The Government intends, with this measure, to give more dignity to retired workers who no longer have purchasing power.

According to RNA, the commission also analyzed the macroeconomic factors of the economy, which grew by around 2.4 percent in the first three months of this year.

This growth, according to the Minister of Economy and Planning, Mário Caetano João, was supported by the non-oil sector: "In the first quarter of 2022 we had a growth rate of 2.4 percent and this was driven by a growth rate positive 1.9 percent from the oil sector and 2.8 percent from the non-oil sector".

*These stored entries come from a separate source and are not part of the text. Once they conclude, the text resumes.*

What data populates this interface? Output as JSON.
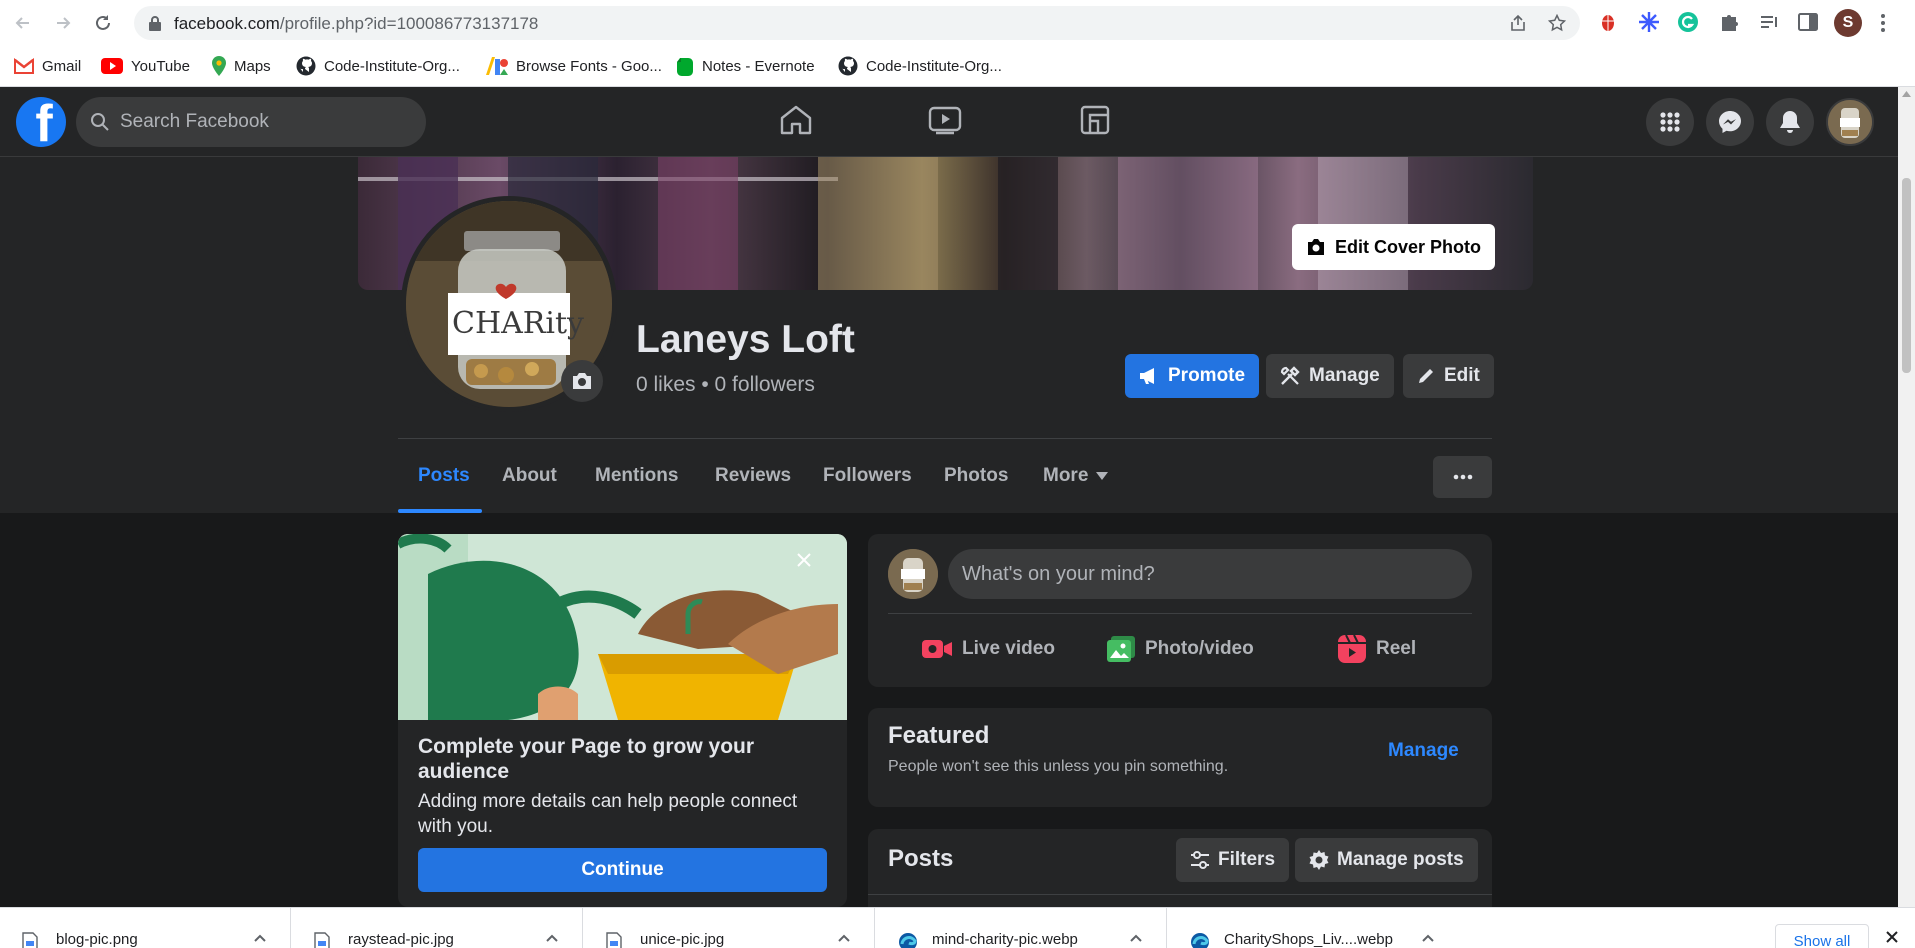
{
  "browser": {
    "url_host": "facebook.com",
    "url_path": "/profile.php?id=100086773137178",
    "profile_initial": "S",
    "bookmarks": [
      {
        "label": "Gmail",
        "icon": "gmail-icon"
      },
      {
        "label": "YouTube",
        "icon": "youtube-icon"
      },
      {
        "label": "Maps",
        "icon": "maps-icon"
      },
      {
        "label": "Code-Institute-Org...",
        "icon": "github-icon"
      },
      {
        "label": "Browse Fonts - Goo...",
        "icon": "google-fonts-icon"
      },
      {
        "label": "Notes - Evernote",
        "icon": "evernote-icon"
      },
      {
        "label": "Code-Institute-Org...",
        "icon": "github-icon"
      }
    ]
  },
  "fb_nav": {
    "logo": "f",
    "search_placeholder": "Search Facebook",
    "center_tabs": [
      "home-icon",
      "video-icon",
      "gaming-icon"
    ],
    "right_buttons": [
      "menu-grid-icon",
      "messenger-icon",
      "notifications-icon"
    ]
  },
  "profile": {
    "edit_cover_label": "Edit Cover Photo",
    "avatar_text": "CHARity",
    "name": "Laneys Loft",
    "stats": "0 likes • 0 followers",
    "buttons": {
      "promote": "Promote",
      "manage": "Manage",
      "edit": "Edit"
    },
    "tabs": [
      {
        "label": "Posts",
        "active": true
      },
      {
        "label": "About",
        "active": false
      },
      {
        "label": "Mentions",
        "active": false
      },
      {
        "label": "Reviews",
        "active": false
      },
      {
        "label": "Followers",
        "active": false
      },
      {
        "label": "Photos",
        "active": false
      },
      {
        "label": "More",
        "active": false
      }
    ]
  },
  "promo_card": {
    "title": "Complete your Page to grow your audience",
    "text": "Adding more details can help people connect with you.",
    "button": "Continue"
  },
  "composer": {
    "placeholder": "What's on your mind?",
    "actions": [
      {
        "label": "Live video",
        "icon": "live-video-icon",
        "color": "#f3425f"
      },
      {
        "label": "Photo/video",
        "icon": "photo-video-icon",
        "color": "#45bd62"
      },
      {
        "label": "Reel",
        "icon": "reel-icon",
        "color": "#f3425f"
      }
    ]
  },
  "featured": {
    "title": "Featured",
    "subtitle": "People won't see this unless you pin something.",
    "manage": "Manage"
  },
  "posts_section": {
    "title": "Posts",
    "filters": "Filters",
    "manage_posts": "Manage posts"
  },
  "downloads": {
    "items": [
      "blog-pic.png",
      "raystead-pic.jpg",
      "unice-pic.jpg",
      "mind-charity-pic.webp",
      "CharityShops_Liv....webp"
    ],
    "show_all": "Show all"
  },
  "colors": {
    "fb_blue": "#2374e1",
    "link_blue": "#2d88ff",
    "surface": "#242526",
    "background": "#18191a"
  }
}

"We also expect that our forecasts for the end of 2022 remain the same, of having a growth rate of 2.7 percent until the end of the year", he added, quoted by RNA.

The Government also approved a proposal for measures in the context of preventing and combating money laundering and terrorist financing, with the express objective of strengthening good governance, combating the growth of illicit trafficking in narcotics and combating transnational organized crime, "avoiding that Angola is a haven for criminals", according to the final communiqué of the meeting.

The 5th ordinary meeting of the commission also resulted in a memorandum that proposes the "restructuring of the 'Feito em Angola' service", which provides for a "set of actions" – not detailed – aimed at "mobilizing companies for the purpose of economic growth , seeking to improve the competitiveness of national goods and services and contribute to the balance" of the trade balance, according to the note.

The Government also analyzed the implications of the Ukraine war on the national economy, recognizing its mixed effects. If, on the one hand, the war "impacts positively" on the African country's economy due to the increase in fuel prices in international markets, it also produces negative effects due to "the increase in imports of essential goods for broad consumption", underlines the text.

The war also poses the "risk of reduced inflows of foreign direct investment, especially in the diamond sector, where Russia is one of the main investors", says the Government.